Q12-17 Resampling Model Coefficients

  1. Z-standardize the s.sidi and b.sidi column of dat_all. Add the standardized data to dat_all using the new column names s.sidi.standardized and b.sidi.standardized.
  2. Complete the code for a loop to resample the slope parameter of a simple linear regression of the Simpson’s diversity indices for vegetation and birds.
  3. Use your loop to create a MC resampled vector of 10000 model slope parameters.
  4. Plot a histogram of the MC simulated slope parameters.
  5. Use quantile to find the 5% quantile of slopes in the null distribution. This is the critical value.
  6. Use abline() along with the argument v = to add a vertical line showing where the observed slope occurred.
  • This line should be be blue, solid, and have a width of 2.0.
  1. Use abline() along with the argument v = to add a vertical line showing the critical value.
  • This line should be be red, dotted, and have a width of 2.0.
  • Do you remember how do z-standardize?

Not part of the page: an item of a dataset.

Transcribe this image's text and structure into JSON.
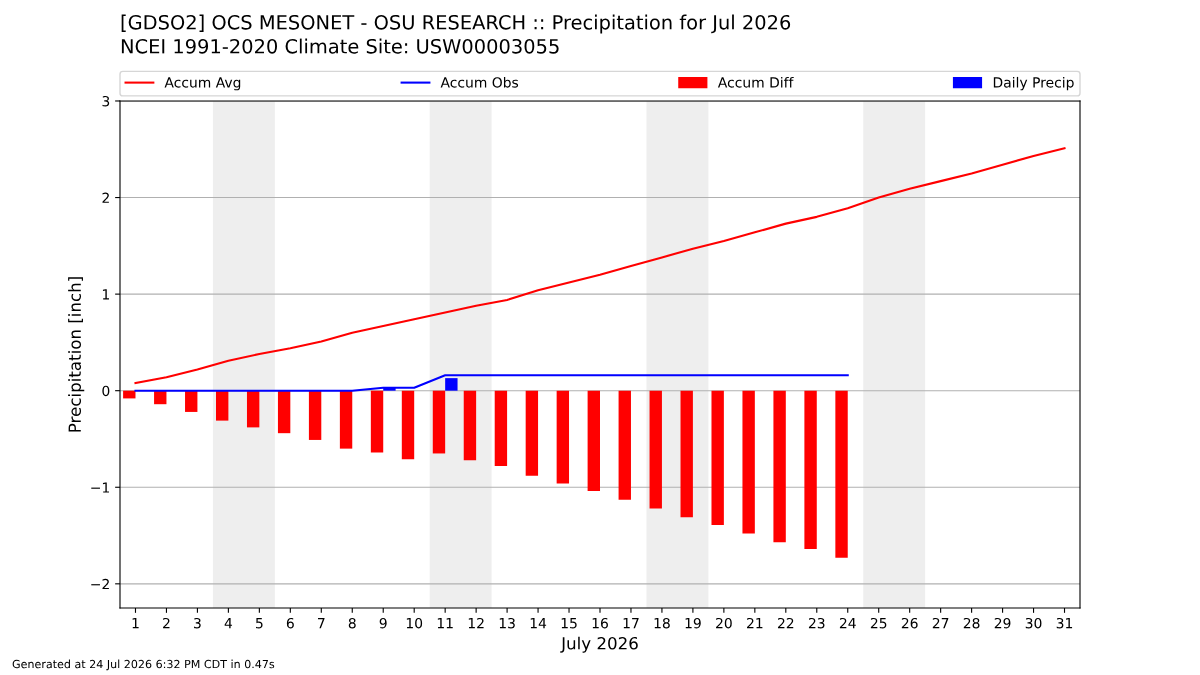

Check out the walkthrough, or lecture slide deck 5 if you need a refresher.
  • Consult the lab walkthrough for some help getting started.
  • Hint: Recall how we have ‘wrapped up’ code into loops or functions before?
  • Debugging and testing hint: Once you’ve created a working loop, clear out your R environment to make sure your loop runs correctly.
  • Consult the R help and Dr. Google for help, as needed.
  • Q12 (2 pts.): Briefly describe the Simpson diversity index, and explain what it quantifies.
  • Q13 (2 pts.): Show the code you used to z-standardize the s.sidi column.
  • Q14 (6 pts.): Show the code for your completed Monte Carlo simulation loop.
  • Q15 (2 pts.): In your report, include a plot of your histogram of Monte Carlo resampled slopes. Include vertical lines showing the observed slope and the critical value from the resampled MC slopes.
  • Q16 (2 pts.): What was your critical value? Was the observed slope less than the critical value?
  • Q17 (3 pts.): What is your conclusion regarding the evidence of a negative relationship between vegetation cover diversity and bird diversity? Make sure to justify your conclusions using the results of your simulation analysis.

Q18-20

  • Create the bootstrap loop from the walkthrough.
  • Create a double density plot that shows both the null and alternative distributions. Your figure should resemble the example in the walkthrough. See the hints above for some tips.
  • As a reminder, your plot should look something like the following (the shading is optional):

  • Q18 (2 pts.): Show the code you used in your bootstrap loop.
  • Q19 (4 pts.): Include your double density plot. For full credit your plot must include:
    • a legend
    • the two density curves, in different colors
    • appropriate axis labels and title
  • Q20 (2 pts.): Recall that the bootstrap curve shows the distribution of plausible values for the slope coefficient if we could resample the original data. The Monte Carlo curve shows the distribution of plausible values for the slope coefficient if the null hypothesis were true. How can you interpret the region that falls under both curves?